Page MenuHomePhabricator

Plan for access control with opensearch
Open, Needs TriagePublic

Description

Currently the elasticsearch clusters can be read or written by more places than strictly need to, as elasticsearch didn't build in any forms of access control. OpenSearch comes with access control enabled by default, this can be disabled to retain the old behaviour.

We have a couple use cases for access control:

  • cloudelastic is a read-only service, currently enforced by an http proxy. This could likely be solved by opensearch anonymous authentication. That http proxy also has no other use now, as opensearch does tls termination directly and that was it's prior primary use case.
  • Limiting write access provides stronger guarantees about where writes came from
  • The clusters contain private data in the form of both private wikis and deleted title archives. It would be reasonable and prudent to limit read access from our infra to use cases that require it.

A couple questions to answer regarding our migration:

  • Do we want to enable Access Control, or continue with the status quo? They can always be enabled at a later date.
  • If we enable Access Controls, how should we apply them?
  • We could have a single account. We could have separate accounts for reading and writing. Each configured use case could have a separate account. Cirrus will need connections configured for both purposes, but is likely flexible enough to do that fully through configuration.
  • If we enable Access Controls, how do we manage the accounts? Puppet may need some abstraction added.
  • This is mostly an operational question, Cirrus needs only to be provided the appropriate credentials in the connections named to be used for various operations.
  • What are all the places that need credentials? cirrus, sup, mjolnir, translate, api-feature-usage, puppet cluster settings updates, more?

Event Timeline

Initial Proposal, didn't deeply consider everything:

  • Enable security plugin on initial deployment
    • Docs claim you can rolling restart from elasticsearch to opensearch+security. But they suggest turning it off. Docs claim you can not rolling restart from opensearch to opensearch+security. By proxy, that means the only opportunity to turn on security in a rolling fashion is during the migration.
    • We need to verify in a test environment if/how inter-node transport works during elastic->opensearch transition. Docs don't clarify.
  • Anonymous authentication configured to give all access by default to a pre-selected list of index patterns that match our use cases.
    • We need to verify how this gets configured. Do we migrate one node, then create the auth through that node? Does the master have to be opensearch?
    • We can migrate use cases one at a time to individual accounts, taking the appropriate index patterns off the anonymous auth account until the anon account eventually has no index patterns remaining.

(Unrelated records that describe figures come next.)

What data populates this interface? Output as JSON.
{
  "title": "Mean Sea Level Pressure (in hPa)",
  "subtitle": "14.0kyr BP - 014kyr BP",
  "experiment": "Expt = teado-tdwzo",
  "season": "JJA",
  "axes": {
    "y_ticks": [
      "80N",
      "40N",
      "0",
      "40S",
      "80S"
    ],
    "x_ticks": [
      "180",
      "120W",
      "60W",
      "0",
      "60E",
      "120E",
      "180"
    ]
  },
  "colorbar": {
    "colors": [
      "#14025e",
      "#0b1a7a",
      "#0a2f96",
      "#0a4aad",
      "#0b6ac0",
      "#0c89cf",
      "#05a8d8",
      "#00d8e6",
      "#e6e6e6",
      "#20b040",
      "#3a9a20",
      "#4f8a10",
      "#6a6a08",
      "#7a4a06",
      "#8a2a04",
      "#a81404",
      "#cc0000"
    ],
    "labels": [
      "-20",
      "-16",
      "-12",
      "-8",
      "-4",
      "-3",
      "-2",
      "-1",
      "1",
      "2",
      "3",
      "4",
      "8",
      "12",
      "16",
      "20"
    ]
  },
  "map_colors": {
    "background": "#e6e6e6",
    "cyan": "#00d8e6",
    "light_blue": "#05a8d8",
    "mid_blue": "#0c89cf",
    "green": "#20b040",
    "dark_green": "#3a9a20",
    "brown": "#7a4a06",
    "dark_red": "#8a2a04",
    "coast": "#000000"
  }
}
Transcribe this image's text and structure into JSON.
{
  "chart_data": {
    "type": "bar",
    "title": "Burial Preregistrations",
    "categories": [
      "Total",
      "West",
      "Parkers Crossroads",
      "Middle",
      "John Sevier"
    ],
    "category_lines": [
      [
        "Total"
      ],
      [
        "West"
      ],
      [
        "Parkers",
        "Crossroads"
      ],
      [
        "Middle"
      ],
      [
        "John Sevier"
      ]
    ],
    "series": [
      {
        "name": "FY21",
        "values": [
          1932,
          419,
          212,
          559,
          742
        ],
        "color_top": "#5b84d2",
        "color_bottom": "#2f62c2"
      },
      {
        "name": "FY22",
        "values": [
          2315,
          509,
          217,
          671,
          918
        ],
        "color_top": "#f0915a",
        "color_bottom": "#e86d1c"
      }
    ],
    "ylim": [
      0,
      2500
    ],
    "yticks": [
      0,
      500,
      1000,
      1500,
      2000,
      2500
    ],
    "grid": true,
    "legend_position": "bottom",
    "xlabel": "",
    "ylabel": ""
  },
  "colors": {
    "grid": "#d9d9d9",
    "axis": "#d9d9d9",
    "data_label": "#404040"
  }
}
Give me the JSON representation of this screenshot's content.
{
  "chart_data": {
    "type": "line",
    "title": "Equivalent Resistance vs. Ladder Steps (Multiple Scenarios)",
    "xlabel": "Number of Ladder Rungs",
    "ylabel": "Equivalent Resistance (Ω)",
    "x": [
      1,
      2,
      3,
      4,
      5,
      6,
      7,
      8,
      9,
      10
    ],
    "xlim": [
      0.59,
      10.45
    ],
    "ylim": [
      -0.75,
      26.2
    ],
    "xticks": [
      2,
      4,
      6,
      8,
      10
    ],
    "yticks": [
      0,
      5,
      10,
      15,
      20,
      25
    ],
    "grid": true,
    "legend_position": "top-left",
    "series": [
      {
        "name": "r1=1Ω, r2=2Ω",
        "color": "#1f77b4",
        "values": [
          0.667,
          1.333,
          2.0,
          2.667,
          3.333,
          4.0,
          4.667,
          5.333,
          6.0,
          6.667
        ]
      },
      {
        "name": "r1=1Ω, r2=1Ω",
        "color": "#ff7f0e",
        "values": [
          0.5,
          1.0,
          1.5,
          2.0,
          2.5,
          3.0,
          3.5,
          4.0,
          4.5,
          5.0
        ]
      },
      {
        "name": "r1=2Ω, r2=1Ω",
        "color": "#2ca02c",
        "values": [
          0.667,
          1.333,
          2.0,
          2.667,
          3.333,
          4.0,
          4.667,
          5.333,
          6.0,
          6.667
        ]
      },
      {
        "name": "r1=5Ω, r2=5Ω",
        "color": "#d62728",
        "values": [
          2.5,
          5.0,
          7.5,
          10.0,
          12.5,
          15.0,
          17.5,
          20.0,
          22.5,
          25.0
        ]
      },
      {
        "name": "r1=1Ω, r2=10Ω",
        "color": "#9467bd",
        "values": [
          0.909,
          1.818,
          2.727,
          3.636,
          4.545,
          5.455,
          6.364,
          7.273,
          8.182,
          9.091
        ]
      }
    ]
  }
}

Scratch the above, testing shows that to migrate from elasticsearch -> opensearch with security enabled you would need elastic to already be using tls for inter-node transport (likely via x-pack). We will need to do the initial migration with the security plugin disabled and plan to turn it on in the future.

This will not get done until after the first deployment of OpenSearch. Let's move it back to the backlog

testing shows that to migrate from elasticsearch -> opensearch with security enabled you would need elastic to already be using tls for inter-node transport

Yup. I ran into that when I put up my instance on opensearch2.spi-tools.eqiad1.wikimedia.cloud. The first time through, I tried to skip all the TLS/cert stuff and eventually discovered I was running into a brick wall. So I tossed all that and started from scratch with TLS enabled.

It's a little unfortunate that they require all the overhead of generating certificates and running TLS just to turn on access control, but it is what it is.